Bazen yapabileceğimiz en güzel şey, hata yaptığımızı kabul etmektir. Bunu hayatı boyunca yaptığı hataların üstünü örtmeye, onları öyle değilmiş gibi göstermeye çalışan biri olarak söylüyorum. Çünkü benim için hata yapmak, kaybetmek demekti. Kaybetmekse ölüm… Sonrasını bilmediğimiz karanlık sular yani…
Yıllar önce, henüz on dokuz yaşındayım. Üniversite için geldiğim İstanbul’da epey kapı gezdikten sonra nihayet Fatih’te kendime kiralık bir ev bulabilmişim. Yağmur yağdığında duvarları ıslanıyor, dosya kağıtlarına elimdeki renkli kalemlerle yapıp duvarlarına astığım karalamaların renklerinin birbirine karışmasından anlıyorum. En üst katta oturuyor olmama rağmen, fareler bir yolunu bulup evime giriyor. Yine de Akşemsettin Caddesi’ne bakan camımın önündeki ağacı, camımdan görünen rengarenk meyve ve sebzelerin gülümsediği manavı çok seviyorum.
Bir gece yine bir anlık kararla taşınmaya karar veriyorum. Tarlabaşı’nda bir ev bulunuyor. Ertesi gün gidip bakıyorum ve bir sonraki gün oradayım. O dönem takıldığım biri var, onun arabasına küçük buzdolabımı, birkaç eşyayı atıyoruz. Bir iki kere gidip geliyoruz. Hepsi bu! Tuttuğum evde iki çekyat, hatta bir de kitaplık var. E yeter bana! İşime de okuluma da yürüme mesafesi ayol! Daha ne olsun!

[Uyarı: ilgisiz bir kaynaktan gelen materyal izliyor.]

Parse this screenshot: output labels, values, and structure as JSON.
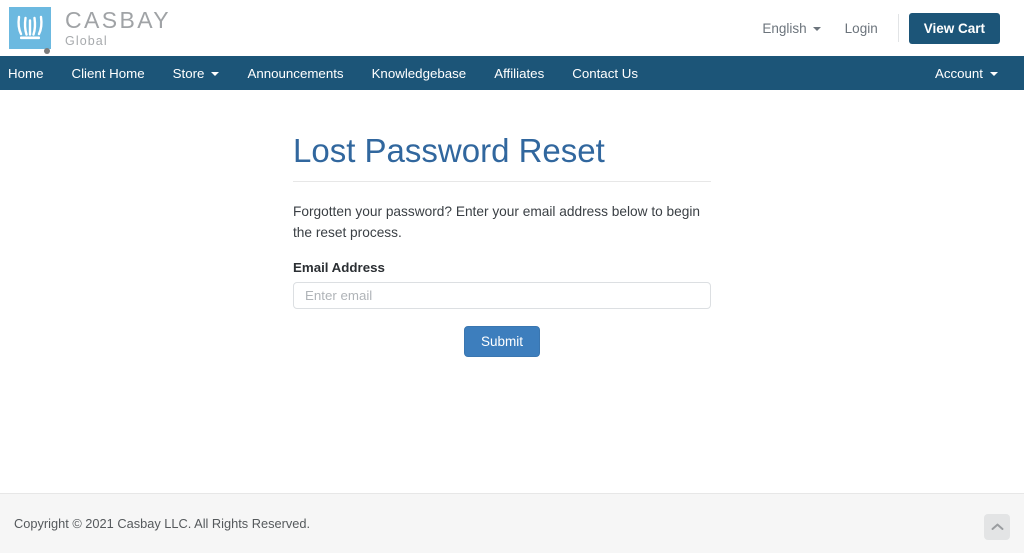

Gecenin üçü… Sakızağacı Caddesi’nde lüle lüle saçlarımı savurarak evime doğru yürüyorum. Sanki orası on ikiden sonra polisin bile girmediği Tarlabaşı değilmiş gibi… Korkmuyorum. Köşede trans kızlar iş tutuyor. Bir tanesi bana laf atmayı pek seviyor. “Çantası da pek güzel!”, “Ah, saçlarına bak sen!” diyor. Çok hoşuma gidiyor. Dönüyor, kızların arasında onu seçmeye çalışıyorum. Bir cıvıldamayla “Teşekkür ederim, iyi geceler!” diyorum. Pek çocuğum. Fark edilmek hoşuma gidiyor.
Yıllar geçti. Deliliklerim hiç bitmedi. Bir anda dağları yerinden oynattığım, geriye dönüp bakmadığım çok oldu. Geriye dönüp baktığımda görebileceğim bir şeyin kalmadığı da… Ben de bakmadım. Yanlış yaptığım, düşüncesizce hareket ettiğim zamanlar da oldu. Kabul etmek istemedim. Kendimi ölümüne savundum. Önce kendime… Çünkü yenik düşersem, ölürüm sanıyordum. Kendime ölümü yakıştıramıyordum.

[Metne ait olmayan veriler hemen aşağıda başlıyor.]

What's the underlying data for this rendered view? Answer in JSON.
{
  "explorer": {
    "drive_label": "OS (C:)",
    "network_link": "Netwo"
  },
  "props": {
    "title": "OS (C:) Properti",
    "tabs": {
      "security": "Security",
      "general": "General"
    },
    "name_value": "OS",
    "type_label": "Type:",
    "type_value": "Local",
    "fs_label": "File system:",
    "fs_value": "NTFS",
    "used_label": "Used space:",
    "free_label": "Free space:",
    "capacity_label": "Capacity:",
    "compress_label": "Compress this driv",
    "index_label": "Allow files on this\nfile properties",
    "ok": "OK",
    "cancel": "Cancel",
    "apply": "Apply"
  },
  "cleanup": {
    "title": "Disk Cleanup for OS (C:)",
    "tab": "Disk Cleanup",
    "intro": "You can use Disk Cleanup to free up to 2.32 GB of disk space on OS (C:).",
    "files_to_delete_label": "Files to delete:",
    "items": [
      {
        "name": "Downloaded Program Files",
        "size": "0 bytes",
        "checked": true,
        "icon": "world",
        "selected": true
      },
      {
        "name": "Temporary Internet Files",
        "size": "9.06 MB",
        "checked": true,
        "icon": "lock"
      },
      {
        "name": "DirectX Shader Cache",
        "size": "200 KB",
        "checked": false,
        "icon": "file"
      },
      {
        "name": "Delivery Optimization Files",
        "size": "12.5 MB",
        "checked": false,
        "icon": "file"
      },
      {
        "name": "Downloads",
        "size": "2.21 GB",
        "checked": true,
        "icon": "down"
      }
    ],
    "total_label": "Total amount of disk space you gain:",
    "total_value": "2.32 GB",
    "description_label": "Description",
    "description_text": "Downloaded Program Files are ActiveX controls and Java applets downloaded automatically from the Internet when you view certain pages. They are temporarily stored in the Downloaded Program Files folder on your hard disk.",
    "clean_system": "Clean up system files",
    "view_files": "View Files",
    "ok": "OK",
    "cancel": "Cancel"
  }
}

Şimdi 32 yaşındayım. Çuvalladığım her anın daha çok farkındayım. Hem geçmişte hem bugün hâlâ… Şimdi korkmuyorum. Eskiden çuvalladığımı kabul edersem, kendimi bir daha sevemem sanıyordum. Çuvallayan insanlar sevilmez diye öğrenmişim. Şimdi bol bol çuvallıyorum. Hatta bazen bile bile yapıyorum. Her seferinde bir sürü şey fark ediyorum. Etrafımdaki insanları daha çıplak görüyorum. Kendimi de tabii… Çıplak insan seviyorum. Ha yok, öyle değil! Öyle de severim de, şu an demek istediğim o değil. Böylece yaşayıp gidiyorum.
Kendime daha anlayışlı olmayı öğrendim. Etrafımdakilere daha anlayışlı olmama da yardımcı oluyor. Kendine kızamayınca, insanın başkasına da kızası gelmiyor. Enerjimi kızmaya değil de daha iyi hissettirecek bir şeyler yapmaya harcıyorum. Bazen de bir çuvallıyorum. Sonra kendimle bir eğleniyorum, bir eğleniyorum. Senin neyine diyorum. N’apayım ama, seviyorum, istiyorum, hayallere dalıyorum, pek hoşuma gidiyor. Öyle işte, dedim ya, yaşayıp gidiyorum. Kendime de, herkese de daha az kızıyorum. Hata mı? Âlâsı! Yine de seviyorum. Sarılıyorum kocaman kendime, yeni bir tanesi ne zaman gelir diye bekliyorum. Yoksa dostlar meclisinde ne anlatıp da güleceğiz?